Oireachtas Joint and Select Committees
Wednesday, 17 April 2024
Select Committee on Housing, Planning and Local Government
Planning and Development Bill 2023: Committee Stage (Resumed)
Richard Boyd Barrett (Dún Laoghaire, People Before Profit Alliance) | Oireachtas source
This relates to the comments I made earlier. I brought the matter up in the Dail and I would like to hear about this from the Minister. Obviously, the amendment tabled by Deputy Ó Broin and other members of Sinn Féin is on the basis that he is not satisfied that the information of the housing needs demand assessment referred to by the Minister has adequate detail and specificity to ensure the housing strategy that will be developed by a council will meet the housing demand of that local authority area.

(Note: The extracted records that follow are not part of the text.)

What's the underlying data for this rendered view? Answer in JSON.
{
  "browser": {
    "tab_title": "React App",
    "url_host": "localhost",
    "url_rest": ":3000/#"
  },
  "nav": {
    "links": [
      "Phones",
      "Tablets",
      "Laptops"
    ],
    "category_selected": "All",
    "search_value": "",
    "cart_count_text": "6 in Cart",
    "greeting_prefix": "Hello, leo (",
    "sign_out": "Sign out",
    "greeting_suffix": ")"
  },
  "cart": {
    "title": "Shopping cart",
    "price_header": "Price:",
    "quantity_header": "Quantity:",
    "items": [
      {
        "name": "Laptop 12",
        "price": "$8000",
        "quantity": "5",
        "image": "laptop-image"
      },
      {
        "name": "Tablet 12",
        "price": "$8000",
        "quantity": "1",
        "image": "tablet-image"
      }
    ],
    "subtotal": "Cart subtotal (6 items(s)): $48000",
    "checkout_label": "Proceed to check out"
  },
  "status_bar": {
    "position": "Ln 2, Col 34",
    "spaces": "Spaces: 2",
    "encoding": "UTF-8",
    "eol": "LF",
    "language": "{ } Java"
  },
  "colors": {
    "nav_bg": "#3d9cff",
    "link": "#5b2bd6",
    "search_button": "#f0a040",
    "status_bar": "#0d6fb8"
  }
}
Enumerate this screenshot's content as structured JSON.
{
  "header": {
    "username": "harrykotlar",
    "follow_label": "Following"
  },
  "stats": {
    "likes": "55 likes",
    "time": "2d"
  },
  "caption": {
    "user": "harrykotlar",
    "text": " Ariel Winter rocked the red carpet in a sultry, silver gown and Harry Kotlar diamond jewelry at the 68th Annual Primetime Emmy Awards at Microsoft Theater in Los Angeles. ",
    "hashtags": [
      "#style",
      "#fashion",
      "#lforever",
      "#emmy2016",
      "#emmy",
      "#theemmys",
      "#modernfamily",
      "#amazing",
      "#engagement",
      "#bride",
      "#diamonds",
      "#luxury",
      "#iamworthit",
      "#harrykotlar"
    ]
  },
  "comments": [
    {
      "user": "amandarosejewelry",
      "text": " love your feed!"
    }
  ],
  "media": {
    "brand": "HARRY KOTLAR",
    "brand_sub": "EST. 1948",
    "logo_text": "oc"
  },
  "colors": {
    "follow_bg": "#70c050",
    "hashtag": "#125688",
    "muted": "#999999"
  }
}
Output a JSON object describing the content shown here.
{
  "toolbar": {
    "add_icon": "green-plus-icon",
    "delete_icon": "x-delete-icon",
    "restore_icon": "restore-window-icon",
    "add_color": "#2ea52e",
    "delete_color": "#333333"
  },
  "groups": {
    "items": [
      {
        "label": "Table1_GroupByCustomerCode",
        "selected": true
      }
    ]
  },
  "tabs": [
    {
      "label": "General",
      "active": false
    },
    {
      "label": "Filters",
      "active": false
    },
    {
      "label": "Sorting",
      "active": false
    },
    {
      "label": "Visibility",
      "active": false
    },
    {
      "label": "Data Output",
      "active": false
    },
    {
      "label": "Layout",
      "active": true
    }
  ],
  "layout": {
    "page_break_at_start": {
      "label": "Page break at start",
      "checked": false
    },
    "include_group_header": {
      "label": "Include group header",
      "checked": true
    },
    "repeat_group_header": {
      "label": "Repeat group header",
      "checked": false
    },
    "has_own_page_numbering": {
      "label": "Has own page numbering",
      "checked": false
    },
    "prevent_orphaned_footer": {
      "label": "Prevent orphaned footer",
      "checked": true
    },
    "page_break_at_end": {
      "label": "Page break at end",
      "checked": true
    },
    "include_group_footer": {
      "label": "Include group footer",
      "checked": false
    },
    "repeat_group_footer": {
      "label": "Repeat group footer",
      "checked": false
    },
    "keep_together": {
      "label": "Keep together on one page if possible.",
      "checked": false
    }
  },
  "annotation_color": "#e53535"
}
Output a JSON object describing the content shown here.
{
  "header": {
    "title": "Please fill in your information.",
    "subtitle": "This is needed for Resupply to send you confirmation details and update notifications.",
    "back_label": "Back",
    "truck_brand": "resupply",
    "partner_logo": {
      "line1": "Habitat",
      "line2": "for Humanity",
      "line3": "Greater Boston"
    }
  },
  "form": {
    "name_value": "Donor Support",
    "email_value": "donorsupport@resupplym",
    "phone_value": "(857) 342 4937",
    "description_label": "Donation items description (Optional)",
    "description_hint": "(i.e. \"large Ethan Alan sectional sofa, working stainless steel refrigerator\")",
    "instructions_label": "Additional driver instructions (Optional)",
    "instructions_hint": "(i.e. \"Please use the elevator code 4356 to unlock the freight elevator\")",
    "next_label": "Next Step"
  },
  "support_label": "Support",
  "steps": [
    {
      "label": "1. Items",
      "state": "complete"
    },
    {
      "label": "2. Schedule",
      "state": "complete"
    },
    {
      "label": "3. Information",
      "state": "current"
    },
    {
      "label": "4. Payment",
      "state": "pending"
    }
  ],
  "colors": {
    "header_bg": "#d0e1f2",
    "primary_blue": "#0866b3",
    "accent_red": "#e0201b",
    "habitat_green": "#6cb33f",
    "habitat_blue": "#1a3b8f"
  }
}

I assume that is the logic of what he is saying. The Minister has responded, including in our earlier discussions on this, that the housing needs demand assessment process introduced in 2021 has addressed the problem. The Deputy's amendment implies that we need not only a general housing needs demand assessment but also a specific one, with as much detail as possible about the local area, and also that we need to ensure the housing strategy developed will meet the needs of the area, particularly the social and affordable housing needs. Is the Minister 100% confident that what he has in the legislation will achieve this end and that what Deputy Ó Broin has proposed is not necessary? The Deputy is correct to highlight this, for the reason I outlined earlier, namely that the Housing for All targets for Dún Laoghaire were inadequate. If we had developed social and affordable housing to deal with the fixed number on the existing list, the targets for our area under Housing for All would just about have met the need. The amount would have fallen short but it would have been getting there. If you had added in the likely number of new social housing applicants over the period from when the targets were set to the end of the period of applicability of Housing for All, incredibly there would have been more people on the housing list than there were when the targets were set, such is the level of demand. We worked that out. My point is that we have to get this right. If we set targets based on very general statistics, not on a pretty forensic assessment of how many people are likely to be added to the list, it will be an issue. When you note the way rents and house prices are going, certainly in my area, you see that an increasing number of people are unable to source anything on the private market. Another fluctuation that is not so good in this context is that people's income takes them over the social housing threshold, meaning they get knocked off the list.